Da quell’incidente è nata in Europa tutta la normativa sul rischio industriale, oggi al posto dell’Icmesa c’è un centro sportivo
01/07/2016
Redazione Econews
Sabato 10 luglio 1976 alle 12:40, dall’Icmesa, lo stabilimento chimico di Meda dove si produceva triclorofenolo, fuoriuscì una nube tossica contenente diossina che si riversò nel territorio della bassa Brianza e soprattutto nell’abitato di Seveso e di altri 3 comuni, sconvolgendo la vita di una comunità, provocando drammatiche conseguenze sanitarie per la popolazione e danni per l’ambiente.
Quell’incidente avvenuto 40 anni fa ha rappresentato uno spartiacque per la conoscenza dei rischi industriali, per l’informazione del pubblico, la sicurezza del lavoro e dell’ambiente e ha segnato il primo conflitto tra la tutela dell’ambiente e le attività delle industrie. Ci vollero giorni prima che l’Icmesa ammettesse che si era verificato un guasto agli impianti con fuoriuscita di una sostanza,che da allora diventò famosa, la diossina (Tcdd). Scattò immediatamente l’allarme, ma l’incidente non aveva precedenti e nessuno sapeva bene cosa fare.
Dopo 5 giorni ci furono i primi casi di cloracne, una malattia della pelle di cui alcuni non sono mai guariti. La presenza di Tcdd fu confermata solo 9 giorni dopo, il 19 luglio e bisognerà aspettare più di un mese, il 24 agosto, per l’evacuazione degli abitanti dalla zona più inquinata.
Verranno poi distrutte le colture ed abbattuti gli animali da cortile. La scarsa conoscenza e la sottovalutazione dei rischi derivanti dalla presenza di insediamenti produttivi da una parte e la successiva crescente attenzione alla tutela e salvaguardia dell’ambiente e alla qualità della vita degli individui dall’altra, posero la problematica del rischio industriale al centro del dibattito dell’opinione pubblica italiana ed europea.
L’incidente di Seveso indusse, infatti, i Paesi aderenti alla Comunità Europea a dotarsi di una normativa diretta a prevenire gli incidenti industriali. Il 24 giugno 1982 fu emanata, quindi la prima direttiva, la cosiddetta direttiva Seveso, che imponeva agli stati membri di identificare i propri siti a rischio, che però venne recepita in Italia nella sua prima versione solo sei anni dopo, nel maggio 1988.
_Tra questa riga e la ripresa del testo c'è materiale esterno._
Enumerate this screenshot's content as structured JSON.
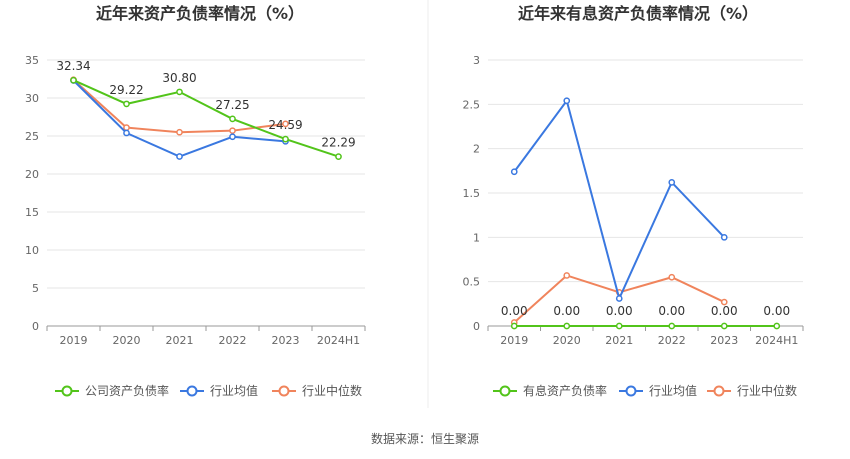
{
  "source_text": "数据来源：恒生聚源",
  "colors": {
    "company": "#52c41a",
    "avg": "#3a78e0",
    "median": "#f0845c",
    "grid": "#e6e6e6",
    "axis": "#999999"
  },
  "chart_data": [
    {
      "type": "line",
      "title": "近年来资产负债率情况（%）",
      "categories": [
        "2019",
        "2020",
        "2021",
        "2022",
        "2023",
        "2024H1"
      ],
      "ylim": [
        0,
        35
      ],
      "yticks": [
        "0",
        "5",
        "10",
        "15",
        "20",
        "25",
        "30",
        "35"
      ],
      "grid": true,
      "legend_position": "bottom-left",
      "series": [
        {
          "name": "公司资产负债率",
          "values": [
            32.34,
            29.22,
            30.8,
            27.25,
            24.59,
            22.29
          ],
          "labels": [
            "32.34",
            "29.22",
            "30.80",
            "27.25",
            "24.59",
            "22.29"
          ]
        },
        {
          "name": "行业均值",
          "values": [
            32.3,
            25.4,
            22.3,
            24.9,
            24.3,
            null
          ]
        },
        {
          "name": "行业中位数",
          "values": [
            32.4,
            26.1,
            25.5,
            25.7,
            26.6,
            null
          ]
        }
      ]
    },
    {
      "type": "line",
      "title": "近年来有息资产负债率情况（%）",
      "categories": [
        "2019",
        "2020",
        "2021",
        "2022",
        "2023",
        "2024H1"
      ],
      "ylim": [
        0,
        3
      ],
      "yticks": [
        "0",
        "0.5",
        "1",
        "1.5",
        "2",
        "2.5",
        "3"
      ],
      "grid": true,
      "legend_position": "bottom-left",
      "series": [
        {
          "name": "有息资产负债率",
          "values": [
            0.0,
            0.0,
            0.0,
            0.0,
            0.0,
            0.0
          ],
          "labels": [
            "0.00",
            "0.00",
            "0.00",
            "0.00",
            "0.00",
            "0.00"
          ]
        },
        {
          "name": "行业均值",
          "values": [
            1.74,
            2.54,
            0.31,
            1.62,
            1.0,
            null
          ]
        },
        {
          "name": "行业中位数",
          "values": [
            0.04,
            0.57,
            0.38,
            0.55,
            0.27,
            null
          ]
        }
      ]
    }
  ]
}
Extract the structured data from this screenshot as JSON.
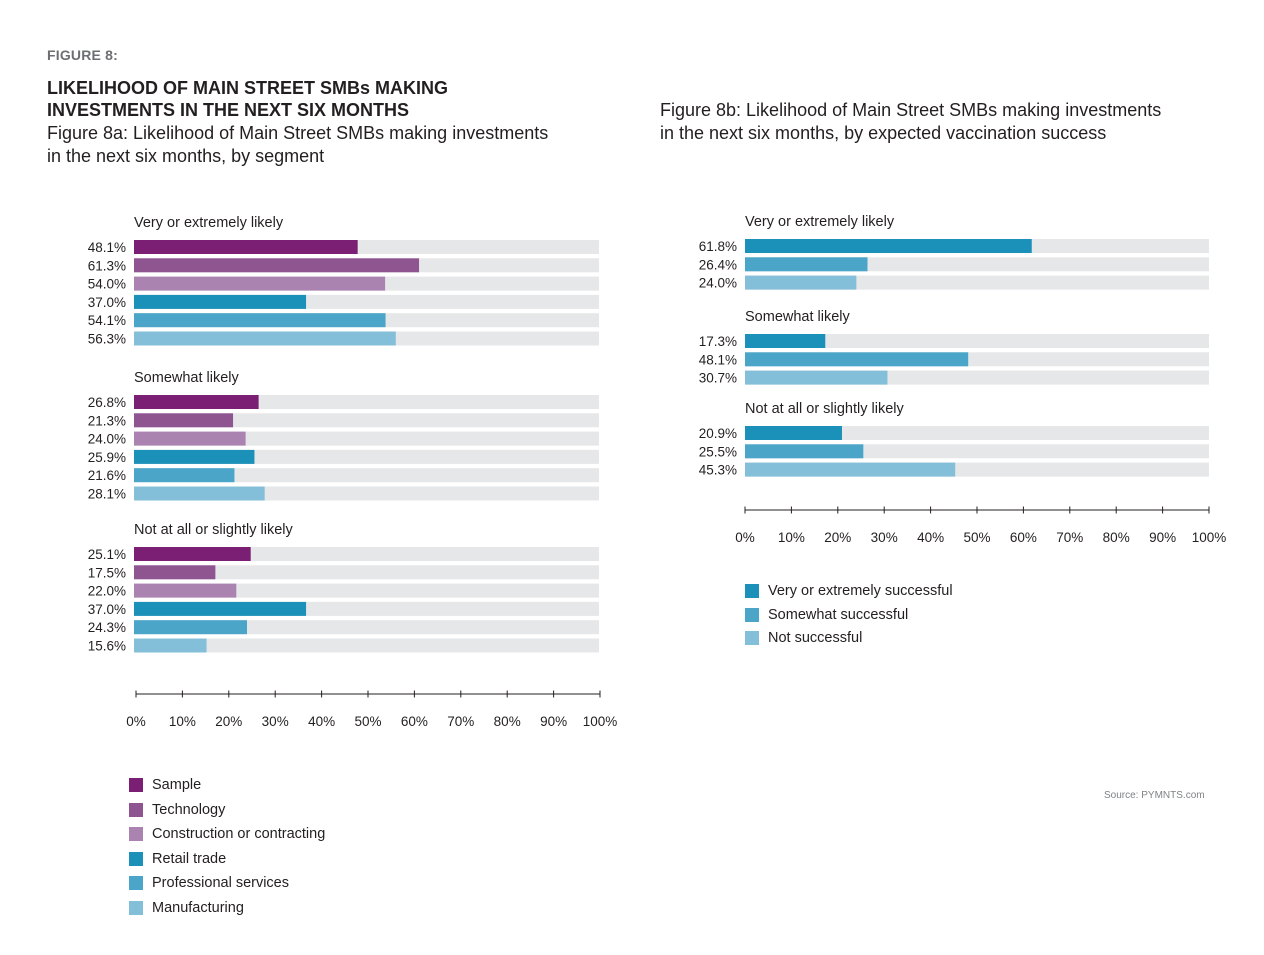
{
  "header": {
    "figure_label": "FIGURE 8:",
    "title_line1": "LIKELIHOOD OF MAIN STREET SMBs MAKING",
    "title_line2": "INVESTMENTS IN THE NEXT SIX MONTHS"
  },
  "source": "Source: PYMNTS.com",
  "chart_data": [
    {
      "id": "fig8a",
      "type": "bar",
      "orientation": "horizontal",
      "title": "Figure 8a: Likelihood of Main Street SMBs making investments in the next six months, by segment",
      "xlim": [
        0,
        100
      ],
      "x_ticks": [
        "0%",
        "10%",
        "20%",
        "30%",
        "40%",
        "50%",
        "60%",
        "70%",
        "80%",
        "90%",
        "100%"
      ],
      "xlabel": "",
      "ylabel": "",
      "legend_position": "bottom-left",
      "series_names": [
        "Sample",
        "Technology",
        "Construction or contracting",
        "Retail trade",
        "Professional services",
        "Manufacturing"
      ],
      "colors": [
        "#7b1f74",
        "#8e5590",
        "#ab83b1",
        "#1b91b9",
        "#4aa5c8",
        "#84bfda"
      ],
      "groups": [
        {
          "label": "Very or extremely likely",
          "values": [
            48.1,
            61.3,
            54.0,
            37.0,
            54.1,
            56.3
          ],
          "labels": [
            "48.1%",
            "61.3%",
            "54.0%",
            "37.0%",
            "54.1%",
            "56.3%"
          ]
        },
        {
          "label": "Somewhat likely",
          "values": [
            26.8,
            21.3,
            24.0,
            25.9,
            21.6,
            28.1
          ],
          "labels": [
            "26.8%",
            "21.3%",
            "24.0%",
            "25.9%",
            "21.6%",
            "28.1%"
          ]
        },
        {
          "label": "Not at all or slightly likely",
          "values": [
            25.1,
            17.5,
            22.0,
            37.0,
            24.3,
            15.6
          ],
          "labels": [
            "25.1%",
            "17.5%",
            "22.0%",
            "37.0%",
            "24.3%",
            "15.6%"
          ]
        }
      ]
    },
    {
      "id": "fig8b",
      "type": "bar",
      "orientation": "horizontal",
      "title": "Figure 8b: Likelihood of Main Street SMBs making investments in the next six months, by expected vaccination success",
      "xlim": [
        0,
        100
      ],
      "x_ticks": [
        "0%",
        "10%",
        "20%",
        "30%",
        "40%",
        "50%",
        "60%",
        "70%",
        "80%",
        "90%",
        "100%"
      ],
      "xlabel": "",
      "ylabel": "",
      "legend_position": "bottom-left",
      "series_names": [
        "Very or extremely successful",
        "Somewhat successful",
        "Not successful"
      ],
      "colors": [
        "#1b91b9",
        "#4aa5c8",
        "#84bfda"
      ],
      "groups": [
        {
          "label": "Very or extremely likely",
          "values": [
            61.8,
            26.4,
            24.0
          ],
          "labels": [
            "61.8%",
            "26.4%",
            "24.0%"
          ]
        },
        {
          "label": "Somewhat likely",
          "values": [
            17.3,
            48.1,
            30.7
          ],
          "labels": [
            "17.3%",
            "48.1%",
            "30.7%"
          ]
        },
        {
          "label": "Not at all or slightly likely",
          "values": [
            20.9,
            25.5,
            45.3
          ],
          "labels": [
            "20.9%",
            "25.5%",
            "45.3%"
          ]
        }
      ]
    }
  ],
  "track_color": "#e6e7e8"
}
Da allora sono state emanate altre due direttive Seveso, la Seveso II e la Seveso III, quest’ultima recepita in Italia il 26 giugno dello scorso anno. Sulla base delle direttive Seveso circa ottomila stabilimenti “a rischio” in Europa sono soggetti a sistemi di sicurezza, che garantiscono la tutela dei lavoratori e dell’ambiente.
Un’ulteriore protezione contro il rischio chimico è attuata dal regolamento europeo REACH adottato per migliorare la protezione della salute dell’uomo e dell’ambiente dai rischi delle sostanze chimiche che è entrato in vigore nel 2007. Quel conflitto ambiente-industria si concluse come molti altri negli anni successivi (Farmoplant, Acna di Cengio, Enichem di Manfredonia ecc) con la chiusura dell’impianto (nel 1982) e con interminabili vicende processuali.
Al posto dell’Icmesa c’è oggi un centro sportivo e poco distante c’è il “Bosco delle Querce”, piantato anni dopo sul terreno contaminato.